Freedom to worship is at the heart of all liberty
The BBC Reith Lectures draw on Roosevelt's Four Freedoms, writes George Pitcher. But one of them spawns the others
Imagine, if you will, that a genie offered you one of four things: As much as you wanted to eat, everything you wanted to say or write, a courage that never dimmed, or access to God’s grace. What would you choose?
I’m guessing the canny are likely to choose the final option. Because, surely, that’s the only one through which you can have the whole set, if the worldly dice roll your way.
This idle speculation arises from this year’s BBC Reith Lectures, which instead of being four speeches delivered by a single luminary are four from different speakers, each of whom has taken as their theme one of FD Roosevelt’s Four Freedoms. These were named by the wartime US president in a speech in 1941 and are: Freedom of speech, freedom to worship, freedom from want and freedom from fear.
This week, the former archbishop of Canterbury, Dr Rowan Williams, spoke on the freedom to worship, following on from the Nigerian author Chimamanda Ngozi Adichie’s contribution on freedom of speech.
The more observant – in the literal rather than religious sense – will already have noticed that my opening analogy now doesn’t really stand up. Roosevelt specified that the core freedom in this regard is the right to worship, not the right to religious belief. That’s surely the difference between a public act and a private observance.
Outward enactment
No one ever prospered by trying to paraphrase Lord Williams, but I believe it’s fair to say that he wanted to conflate the two. Worship, he argued, is the outward enactment of the inner sense of our and others’ place in the world and how those places work and make sense in that world. Religious faith isn’t a personal and privatised thing; it only makes any sense in its collective enactment. And that is what has caused challenges historically for religious tolerance.

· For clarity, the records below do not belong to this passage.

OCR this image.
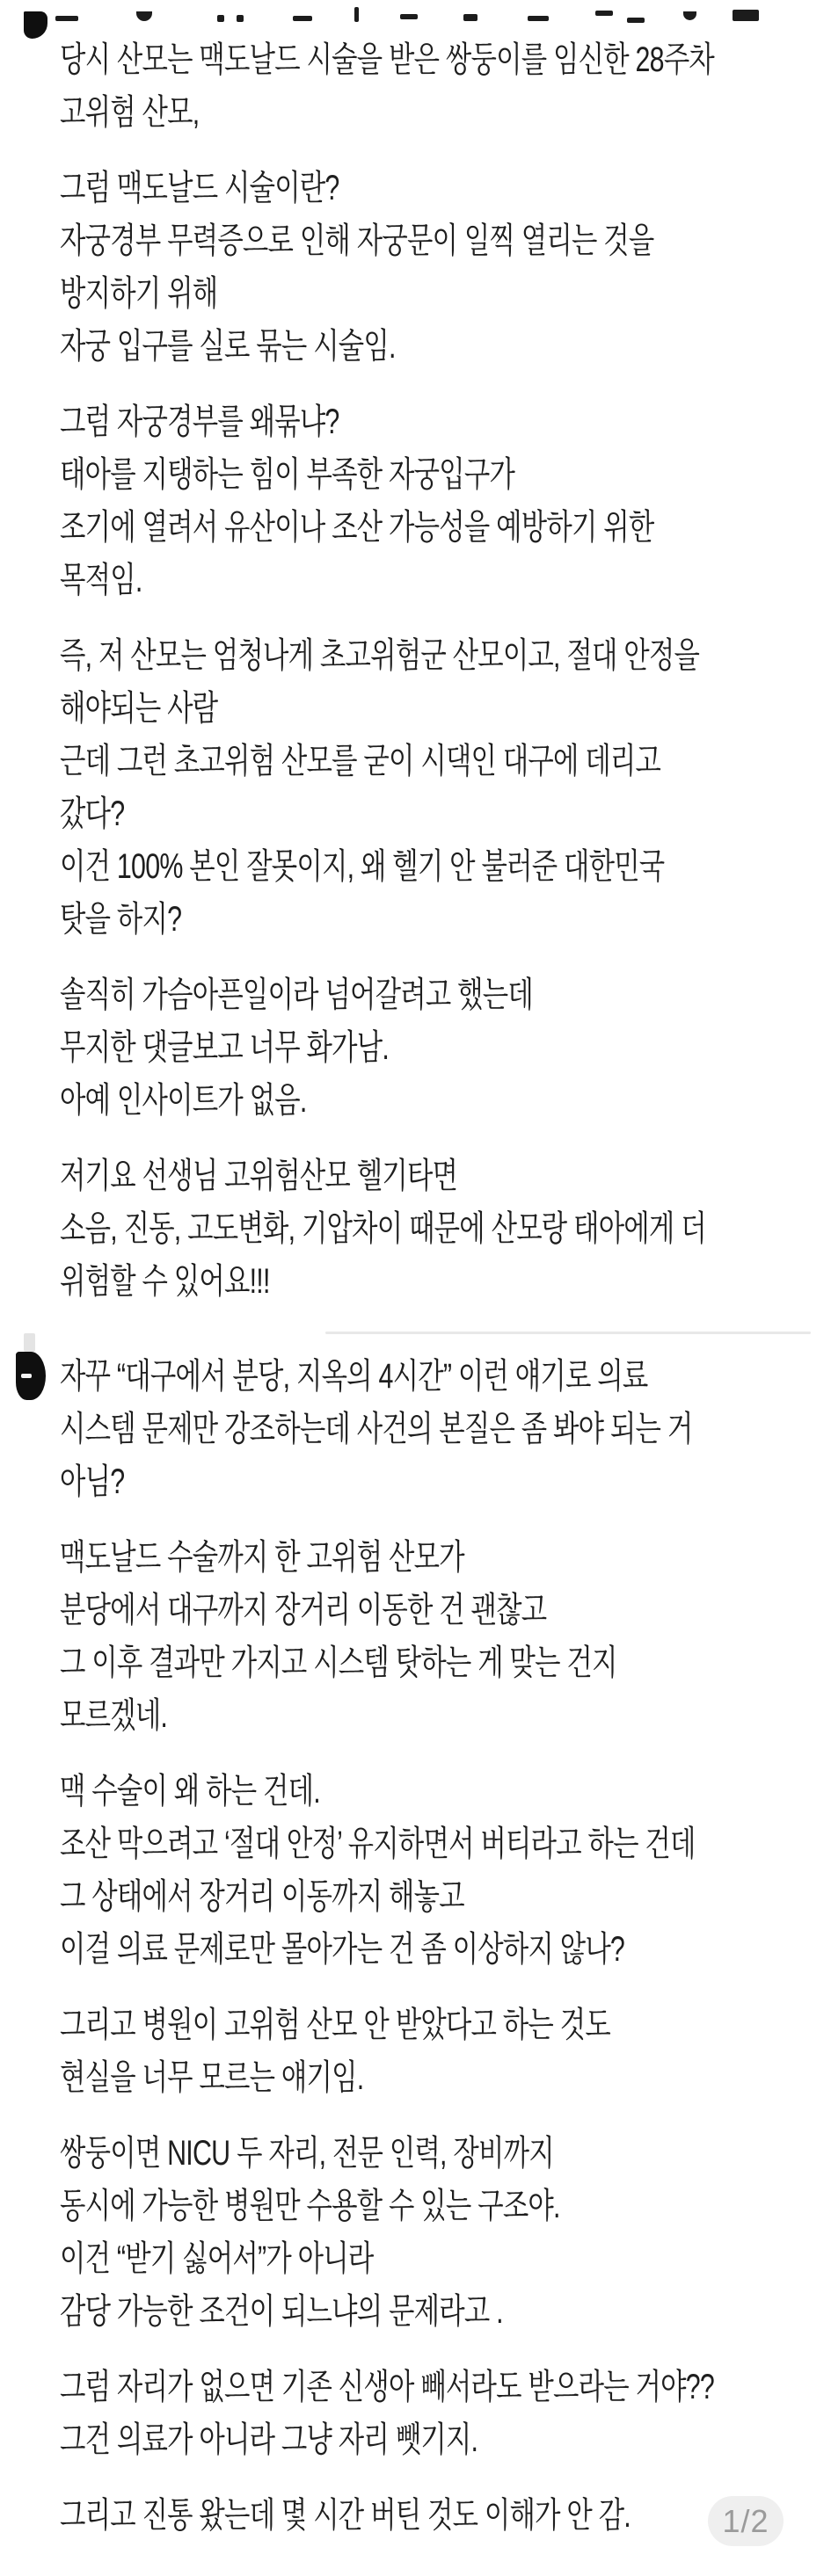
당시 산모는 맥도날드 시술을 받은 쌍둥이를 임신한 28주차
고위험 산모,
그럼 맥도날드 시술이란?
자궁경부 무력증으로 인해 자궁문이 일찍 열리는 것을
방지하기 위해
자궁 입구를 실로 묶는 시술임.
그럼 자궁경부를 왜묶냐?
태아를 지탱하는 힘이 부족한 자궁입구가
조기에 열려서 유산이나 조산 가능성을 예방하기 위한
목적임.
즉, 저 산모는 엄청나게 초고위험군 산모이고, 절대 안정을
해야되는 사람
근데 그런 초고위험 산모를 굳이 시댁인 대구에 데리고
갔다?
이건 100% 본인 잘못이지, 왜 헬기 안 불러준 대한민국
탓을 하지?
솔직히 가슴아픈일이라 넘어갈려고 했는데
무지한 댓글보고 너무 화가남.
아예 인사이트가 없음.
저기요 선생님 고위험산모 헬기타면
소음, 진동, 고도변화, 기압차이 때문에 산모랑 태아에게 더
위험할 수 있어요!!!
자꾸 “대구에서 분당, 지옥의 4시간” 이런 얘기로 의료
시스템 문제만 강조하는데 사건의 본질은 좀 봐야 되는 거
아님?
맥도날드 수술까지 한 고위험 산모가
분당에서 대구까지 장거리 이동한 건 괜찮고
그 이후 결과만 가지고 시스템 탓하는 게 맞는 건지
모르겠네.
맥 수술이 왜 하는 건데.
조산 막으려고 ‘절대 안정’ 유지하면서 버티라고 하는 건데
그 상태에서 장거리 이동까지 해놓고
이걸 의료 문제로만 몰아가는 건 좀 이상하지 않나?
그리고 병원이 고위험 산모 안 받았다고 하는 것도
현실을 너무 모르는 얘기임.
쌍둥이면 NICU 두 자리, 전문 인력, 장비까지
동시에 가능한 병원만 수용할 수 있는 구조야.
이건 “받기 싫어서”가 아니라
감당 가능한 조건이 되느냐의 문제라고 .
그럼 자리가 없으면 기존 신생아 빼서라도 받으라는 거야??
그건 의료가 아니라 그냥 자리 뺏기지.
그리고 진통 왔는데 몇 시간 버틴 것도 이해가 안 감.	1/2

I particularly liked how this idea was teased out in the Q&A session afterwards by the chair, broadcaster Anita Anand. She said that Williams had talked about “lukewarm tolerance in a somewhat disparaging way.” She went on: “But I wonder whether the religious freedom you’re demanding can only exist in a pool of lukewarm tolerance because otherwise it’s the Goldilocks zone… it’s too hot or it’s too cold.”
Granny-flat view
Williams responded pretty robustly that the trouble with “lukewarmness is that it can be simply a patronising, marginalising strategy that says: ‘Well, if a few eccentrics are so determined to carry on these outmoded and outrageous practices and beliefs, we can probably squeeze them in somewhere and hope they die off.’ It’s the granny-flat view of religious tolerance.”
The granny flat view of a secular society is going to stay with me. But so is the idea of the robust versus the lukewarm. For the first time, this exchange made metaphorical sense for me of the words of the Book of Revelation, in which St John the Divine ascribes to the Christ these words addressed to the nascent Church of Laodicea: “Because you are lukewarm—neither hot nor cold—I am about to spit you out of my mouth.”
It’s this boldness and lack of apology with which the gospel is proclaimed that leads me to wonder where it takes us as one of Roosevelt’s key freedoms. To my mind, it leads from the front under that banner of freedom.
Freedom of speech
Adichie’s first Reith lecture dealt admirably with freedom of speech. The history of free speech in the Christian Church is not a proud one. As Williams noted, there have been periods in which the act of practising particular worship rites was not the only dangerous aspect of faith. Subscribing to the wrong doctrine could land you in mortal danger.
But the gospel is robust on such oppression. As the evangelist Matthew has it: “Do not be afraid of them, for nothing is hidden that will not be revealed, and nothing is secret that will not be made known. What I say to you in the dark, tell in the light, and what is whispered in your ear, proclaim from the housetops.”
As Williams maintained, that is a courtesy that we might usefully extend to other religions. So it’s not to say that Christian faith propagates the only free speech. But it is to say that it has it at its heart.
Liberating the poor
We await the Reith contributions from author and musician Darren McGarvey on freedom from want and foreign affairs expert Dr Fiona Hill on freedom from fear. Again, the Christian gospel is explicit on liberating the poor: “Whatever you do for the least of these you do for me.” And on fear, we’re called to be unafraid of what the world throws at us, because “they hated me before they hated you.”
This is not a contest. It’s not to say that Christian freedom beats up other freedoms. And it’s not to claim that if you buy one, you get three free. But it is to suggest that three of Roosevelt’s four freedoms derive from his second one, the freedom to worship.
Our Prayer Book has the seemingly self-contradictory line that to serve God “is perfect freedom.” That suggests a service that gifts all freedoms. And it’s a gift of grace from an authority somewhat higher even than either Lord Reith or President Roosevelt.
George Pitcher is a visiting fellow at the LSE and an Anglican priest.